- The Washington Times - Tuesday, July 15, 2014

Budget cuts and tax increases over the last few years have helped improve the federal government’s financial picture for now — but over the next few decades big deficits will return, deepened partly by all of the debt racked up over the last seven years, the Congressional Budget Office reported Tuesday.

“CBO’s extended baseline projections show a substantial imbalance in the federal budget over the long run, with revenues falling well short of spending,” Congress’s non-partisan scorekeeper said in its annual long-term outlook for the federal budget.

Federal debt is expected to rise from 74 percent of the gross domestic product now to 106 percent in 25 years, which is 4 percentage points higher than the CBO projected just last year. That’s due chiefly to an overall slower economy, or lower GDP, than previously thought.
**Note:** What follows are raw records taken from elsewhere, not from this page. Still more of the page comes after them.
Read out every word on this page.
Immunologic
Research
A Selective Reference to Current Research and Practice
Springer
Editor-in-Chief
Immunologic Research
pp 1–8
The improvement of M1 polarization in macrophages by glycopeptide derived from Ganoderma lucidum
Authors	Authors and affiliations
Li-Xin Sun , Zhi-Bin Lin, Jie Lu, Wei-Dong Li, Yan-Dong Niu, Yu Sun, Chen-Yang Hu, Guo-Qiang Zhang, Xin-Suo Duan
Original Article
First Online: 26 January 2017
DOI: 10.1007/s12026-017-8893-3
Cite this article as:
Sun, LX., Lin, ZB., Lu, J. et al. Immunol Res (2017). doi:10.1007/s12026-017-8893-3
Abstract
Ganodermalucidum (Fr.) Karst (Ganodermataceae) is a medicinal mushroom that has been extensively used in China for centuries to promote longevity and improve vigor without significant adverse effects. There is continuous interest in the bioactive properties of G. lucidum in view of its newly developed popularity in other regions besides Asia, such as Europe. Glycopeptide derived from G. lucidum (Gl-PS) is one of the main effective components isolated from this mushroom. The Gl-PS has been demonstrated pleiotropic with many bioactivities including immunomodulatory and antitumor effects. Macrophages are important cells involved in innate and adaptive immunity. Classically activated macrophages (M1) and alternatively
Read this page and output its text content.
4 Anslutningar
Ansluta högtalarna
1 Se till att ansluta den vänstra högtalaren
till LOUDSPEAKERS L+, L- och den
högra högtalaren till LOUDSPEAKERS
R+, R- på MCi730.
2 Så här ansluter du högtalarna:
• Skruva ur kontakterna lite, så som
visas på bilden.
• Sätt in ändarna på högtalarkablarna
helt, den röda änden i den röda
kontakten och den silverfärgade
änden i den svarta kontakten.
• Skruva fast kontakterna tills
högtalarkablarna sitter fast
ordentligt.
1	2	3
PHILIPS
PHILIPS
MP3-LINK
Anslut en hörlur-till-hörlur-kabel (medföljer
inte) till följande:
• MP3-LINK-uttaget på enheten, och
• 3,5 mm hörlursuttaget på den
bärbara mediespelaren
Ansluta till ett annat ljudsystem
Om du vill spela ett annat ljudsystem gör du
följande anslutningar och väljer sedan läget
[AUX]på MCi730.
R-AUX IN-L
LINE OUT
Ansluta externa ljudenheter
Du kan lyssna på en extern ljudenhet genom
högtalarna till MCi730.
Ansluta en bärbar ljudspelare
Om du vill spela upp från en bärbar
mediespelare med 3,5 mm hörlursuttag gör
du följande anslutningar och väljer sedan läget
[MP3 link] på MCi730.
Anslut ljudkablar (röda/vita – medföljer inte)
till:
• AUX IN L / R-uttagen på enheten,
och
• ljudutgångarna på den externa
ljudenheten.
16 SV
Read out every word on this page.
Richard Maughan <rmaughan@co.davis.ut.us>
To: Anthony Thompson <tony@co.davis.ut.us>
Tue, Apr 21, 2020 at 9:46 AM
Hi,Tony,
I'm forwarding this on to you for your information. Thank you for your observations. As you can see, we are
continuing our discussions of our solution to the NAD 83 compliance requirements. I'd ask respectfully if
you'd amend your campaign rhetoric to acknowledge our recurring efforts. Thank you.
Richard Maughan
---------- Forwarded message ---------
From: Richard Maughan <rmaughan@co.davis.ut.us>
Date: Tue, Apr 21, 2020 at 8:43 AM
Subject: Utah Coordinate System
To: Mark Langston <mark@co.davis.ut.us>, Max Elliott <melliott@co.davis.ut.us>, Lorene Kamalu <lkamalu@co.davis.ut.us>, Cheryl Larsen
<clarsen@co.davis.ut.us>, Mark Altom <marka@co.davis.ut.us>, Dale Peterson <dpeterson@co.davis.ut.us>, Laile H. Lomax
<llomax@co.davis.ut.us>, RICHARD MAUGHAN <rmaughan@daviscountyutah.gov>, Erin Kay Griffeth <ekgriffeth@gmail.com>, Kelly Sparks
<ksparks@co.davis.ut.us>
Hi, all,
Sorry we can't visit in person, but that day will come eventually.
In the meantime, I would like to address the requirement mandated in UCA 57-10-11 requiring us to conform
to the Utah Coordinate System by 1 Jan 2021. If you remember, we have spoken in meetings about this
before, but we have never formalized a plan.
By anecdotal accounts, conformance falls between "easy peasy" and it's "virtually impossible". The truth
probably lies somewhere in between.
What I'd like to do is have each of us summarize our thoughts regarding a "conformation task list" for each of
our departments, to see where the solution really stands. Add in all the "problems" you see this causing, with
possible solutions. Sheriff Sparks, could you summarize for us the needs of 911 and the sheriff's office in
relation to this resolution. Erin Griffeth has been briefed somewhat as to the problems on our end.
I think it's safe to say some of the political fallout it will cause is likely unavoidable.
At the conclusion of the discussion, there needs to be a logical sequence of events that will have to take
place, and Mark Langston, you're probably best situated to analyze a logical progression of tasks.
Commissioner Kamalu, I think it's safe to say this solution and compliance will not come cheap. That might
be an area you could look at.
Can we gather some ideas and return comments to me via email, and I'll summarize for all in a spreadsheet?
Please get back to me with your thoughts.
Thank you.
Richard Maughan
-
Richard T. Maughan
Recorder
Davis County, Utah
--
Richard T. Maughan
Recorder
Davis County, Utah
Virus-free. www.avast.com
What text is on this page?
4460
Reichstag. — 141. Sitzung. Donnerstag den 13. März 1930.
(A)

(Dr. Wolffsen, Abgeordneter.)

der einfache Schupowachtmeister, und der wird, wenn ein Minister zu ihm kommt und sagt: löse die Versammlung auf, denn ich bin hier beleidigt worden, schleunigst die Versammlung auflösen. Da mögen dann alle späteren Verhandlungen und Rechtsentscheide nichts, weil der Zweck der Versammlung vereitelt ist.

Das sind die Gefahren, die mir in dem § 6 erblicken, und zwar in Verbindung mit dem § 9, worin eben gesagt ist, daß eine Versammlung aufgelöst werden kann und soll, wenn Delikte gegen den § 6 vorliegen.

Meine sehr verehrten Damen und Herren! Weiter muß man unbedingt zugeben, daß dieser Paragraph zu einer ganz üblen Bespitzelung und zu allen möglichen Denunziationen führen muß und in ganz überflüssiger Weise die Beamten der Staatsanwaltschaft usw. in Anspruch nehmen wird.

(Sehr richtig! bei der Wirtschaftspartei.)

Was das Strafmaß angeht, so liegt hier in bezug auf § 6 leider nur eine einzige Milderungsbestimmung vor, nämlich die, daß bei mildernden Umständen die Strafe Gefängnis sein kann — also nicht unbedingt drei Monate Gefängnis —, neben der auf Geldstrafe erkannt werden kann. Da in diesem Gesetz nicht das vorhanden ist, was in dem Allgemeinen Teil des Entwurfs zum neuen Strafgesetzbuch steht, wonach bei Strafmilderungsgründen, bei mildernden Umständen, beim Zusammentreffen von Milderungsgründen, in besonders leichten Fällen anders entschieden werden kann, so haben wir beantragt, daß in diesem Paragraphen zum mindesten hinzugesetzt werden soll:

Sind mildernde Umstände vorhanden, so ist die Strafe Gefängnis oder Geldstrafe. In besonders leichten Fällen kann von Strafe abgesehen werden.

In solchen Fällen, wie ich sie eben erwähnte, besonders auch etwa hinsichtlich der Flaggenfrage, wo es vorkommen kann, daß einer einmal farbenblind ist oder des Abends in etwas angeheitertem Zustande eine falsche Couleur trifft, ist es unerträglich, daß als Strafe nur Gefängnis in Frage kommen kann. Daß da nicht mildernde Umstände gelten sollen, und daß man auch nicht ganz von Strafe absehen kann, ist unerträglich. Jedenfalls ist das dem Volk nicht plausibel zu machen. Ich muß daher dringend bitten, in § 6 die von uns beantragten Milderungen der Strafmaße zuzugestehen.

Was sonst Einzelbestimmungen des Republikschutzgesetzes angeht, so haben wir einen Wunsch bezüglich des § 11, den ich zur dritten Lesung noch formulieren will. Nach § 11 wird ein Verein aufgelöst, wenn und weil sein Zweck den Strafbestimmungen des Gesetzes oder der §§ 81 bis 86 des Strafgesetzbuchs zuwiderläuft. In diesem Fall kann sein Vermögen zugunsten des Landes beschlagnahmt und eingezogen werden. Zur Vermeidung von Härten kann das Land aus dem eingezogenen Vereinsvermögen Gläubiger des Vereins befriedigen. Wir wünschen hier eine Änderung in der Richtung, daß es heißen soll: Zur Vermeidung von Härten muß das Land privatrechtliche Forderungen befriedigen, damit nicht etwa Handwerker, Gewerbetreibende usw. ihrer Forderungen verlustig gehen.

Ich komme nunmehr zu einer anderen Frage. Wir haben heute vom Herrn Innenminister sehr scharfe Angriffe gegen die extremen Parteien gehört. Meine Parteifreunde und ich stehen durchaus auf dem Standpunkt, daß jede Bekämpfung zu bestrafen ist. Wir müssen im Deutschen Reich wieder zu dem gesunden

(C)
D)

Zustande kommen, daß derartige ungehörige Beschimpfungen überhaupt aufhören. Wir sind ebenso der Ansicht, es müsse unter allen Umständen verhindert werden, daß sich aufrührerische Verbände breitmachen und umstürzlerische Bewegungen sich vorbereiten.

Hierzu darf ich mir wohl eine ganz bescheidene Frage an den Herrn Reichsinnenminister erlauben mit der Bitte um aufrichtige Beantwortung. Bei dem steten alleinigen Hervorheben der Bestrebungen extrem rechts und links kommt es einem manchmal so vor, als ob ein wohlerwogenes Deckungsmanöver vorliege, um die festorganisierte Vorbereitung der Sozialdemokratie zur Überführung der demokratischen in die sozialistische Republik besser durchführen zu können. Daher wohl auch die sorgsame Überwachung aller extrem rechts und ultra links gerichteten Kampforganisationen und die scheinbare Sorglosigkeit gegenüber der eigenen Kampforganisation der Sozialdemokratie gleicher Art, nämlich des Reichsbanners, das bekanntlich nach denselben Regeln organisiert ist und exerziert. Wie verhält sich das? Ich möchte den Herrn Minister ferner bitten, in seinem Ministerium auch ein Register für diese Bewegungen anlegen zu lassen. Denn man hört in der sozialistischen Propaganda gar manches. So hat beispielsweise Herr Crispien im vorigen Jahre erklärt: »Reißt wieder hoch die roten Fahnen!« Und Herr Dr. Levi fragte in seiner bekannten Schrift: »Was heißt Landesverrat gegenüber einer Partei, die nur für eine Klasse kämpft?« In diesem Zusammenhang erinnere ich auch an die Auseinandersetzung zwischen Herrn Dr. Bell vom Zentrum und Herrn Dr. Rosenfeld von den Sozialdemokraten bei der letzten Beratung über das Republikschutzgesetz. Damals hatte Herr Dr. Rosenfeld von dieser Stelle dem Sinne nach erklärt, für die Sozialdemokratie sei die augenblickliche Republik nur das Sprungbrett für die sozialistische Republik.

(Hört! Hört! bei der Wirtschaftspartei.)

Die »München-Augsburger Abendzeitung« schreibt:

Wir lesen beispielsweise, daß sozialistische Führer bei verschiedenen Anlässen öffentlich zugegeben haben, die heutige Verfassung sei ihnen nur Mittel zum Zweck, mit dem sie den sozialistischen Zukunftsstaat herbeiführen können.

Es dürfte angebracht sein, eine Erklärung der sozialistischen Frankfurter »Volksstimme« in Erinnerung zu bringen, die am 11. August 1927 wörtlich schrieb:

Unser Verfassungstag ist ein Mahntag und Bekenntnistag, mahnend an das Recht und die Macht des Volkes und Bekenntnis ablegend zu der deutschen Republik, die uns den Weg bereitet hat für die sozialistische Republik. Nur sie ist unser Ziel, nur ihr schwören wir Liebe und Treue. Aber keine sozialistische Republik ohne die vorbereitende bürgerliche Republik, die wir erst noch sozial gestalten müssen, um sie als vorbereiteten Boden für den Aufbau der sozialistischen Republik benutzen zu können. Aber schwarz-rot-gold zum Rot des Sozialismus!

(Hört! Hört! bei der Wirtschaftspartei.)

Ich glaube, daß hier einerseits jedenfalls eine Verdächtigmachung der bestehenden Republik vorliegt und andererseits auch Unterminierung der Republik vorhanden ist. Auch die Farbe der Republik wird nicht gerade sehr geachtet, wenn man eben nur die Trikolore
To get debt back to its average of the last four decades, which was 39 percent, would require tax increases or spending cuts equivalent to 2.6 percent of GDP, or nearly half a trillion dollars a year, every year.

The good news is that interest rates are projected to be lower, which will save the government substantial money as it makes payments on the higher levels of debt.

Government spending on health care is likely to drop over the next 25 years, and as a percentage of GDP will be 1.5 percentage points less than previously thought.

Democrats claimed a victory on that score, saying that Obamacare has helped reduce the costs of care.

Rep. Steny H. Hoyer, the second-ranking Democrat in the House, called that a “bright spot” among the other gloomy projections.

“Instead of working to undermine or repeal that law, I hope House Republicans will work with Democrats to build on the savings it has achieved by identifying other ways to bring down our deficits and debt responsibly and not on the backs of the most vulnerable Americans,” the Maryland Democrat said.

CBO’s projections for lower health costs, however, were chiefly due to updates on Medicare and Medicaid, the two long-standing government health programs for the elderly and the poor.

The change in projections still means the government will be spending an ever larger share of its budget on health programs and other entitlements. Medicare and Medicaid spending combined total 4.8 percent of GDP this year, but will be 8 percent by 2039.

The biggest entitlement, Social Security, will total 4.9 percent of GDP this year and grow to 6.3 percent in 25 years.

“Today’s CBO report is a stark reminder of the urgent need for entitlement reform, because as CBO says, our current spending path is unsustainable,” said Sen. Orrin G. Hatch, Utah Republican.

The CBO report says Congress has already pared down discretionary spending — the annual budgets over which lawmakers have the most direct control. That leaves three major levers for Congress: the size of the economy, the amount of taxes the government collects and the growth of the entitlement programs that increase automatically.

The CBO said changes will have to come at some point, but they present a trade-off. Cutting spending or raising taxes now would likely hurt the economy and mean pain in the short term, but putting off the decisions until later means even greater pain in the future.